The answer is a simple one for those familiar with product development: a new model is coming down the pipe, that isn’t based off the current RC8 design. If the RC8 R was due for another minor revision for 2012, KTM would be under little pressure to push RC8 R’s out the door. But with its substantial $3,500 price cut on the awesomebike, KTM seems to be serious on moving some product, and soon.
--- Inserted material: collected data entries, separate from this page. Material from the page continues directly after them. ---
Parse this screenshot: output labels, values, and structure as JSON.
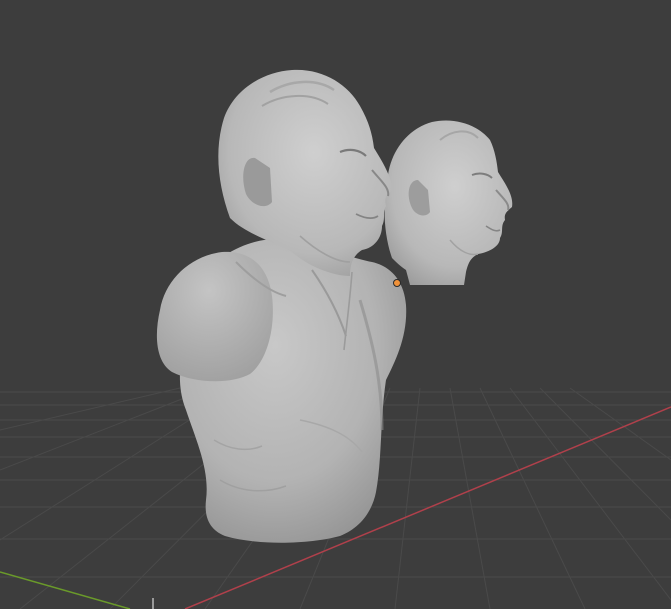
{
  "viewport": {
    "background": "#3d3d3d",
    "grid_color": "#4a4a4a",
    "x_axis_color": "#b0404b",
    "y_axis_color": "#6a9a2a",
    "origin_color": "#f0923a"
  },
  "objects": [
    {
      "name": "bust-sculpt",
      "kind": "mesh",
      "material_color": "#b8b8b8"
    },
    {
      "name": "head-sculpt",
      "kind": "mesh",
      "material_color": "#bdbdbd"
    }
  ]
}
While we have no insider knowledge to suggest this is the case, the very fact that the RC8 design will be turning four years old (older if you want to count its 2005 public debut), is almost compelling enough evidence that the model is due for a ground-up re-tooling.

Despite the fact the RC8 R is more than capable, both on the spec sheet and on the track, against its Italian counterparts, it’s clear that 2012 will usher in a new game-changer for the market segment. With Aprilia nipping at both Ducati and KTM’s heels with its RSV4 Factory APRC SE, Ducati has already put into development its new Superbike offering. With reliable sources pegging the new Ducati as having 20+ hp and -20 lbs over its predecessor, the bar in the v-twin superbike category is about to get moved a bit higher.

Of course the interesting thing to note in the Ducati side of this equation is the fact that the Bologna-based company released its own “inventory incentive” bike this model year as well. The 2011 Ducati Superbike 1198 SP is basically a 1198 S with some extra features and lower price tag, designed to help lure customers into dealers, while rumors and spy photos of its next Superbike will likely surface during the course of this summer and fall (Ducati also updated the 1198 base model with other add-on features). Aggressively priced and mildly updated models is the product strategist’s go-to tool for making sure old inventory clears out before a new model. Now, doesn’t that sound familiar?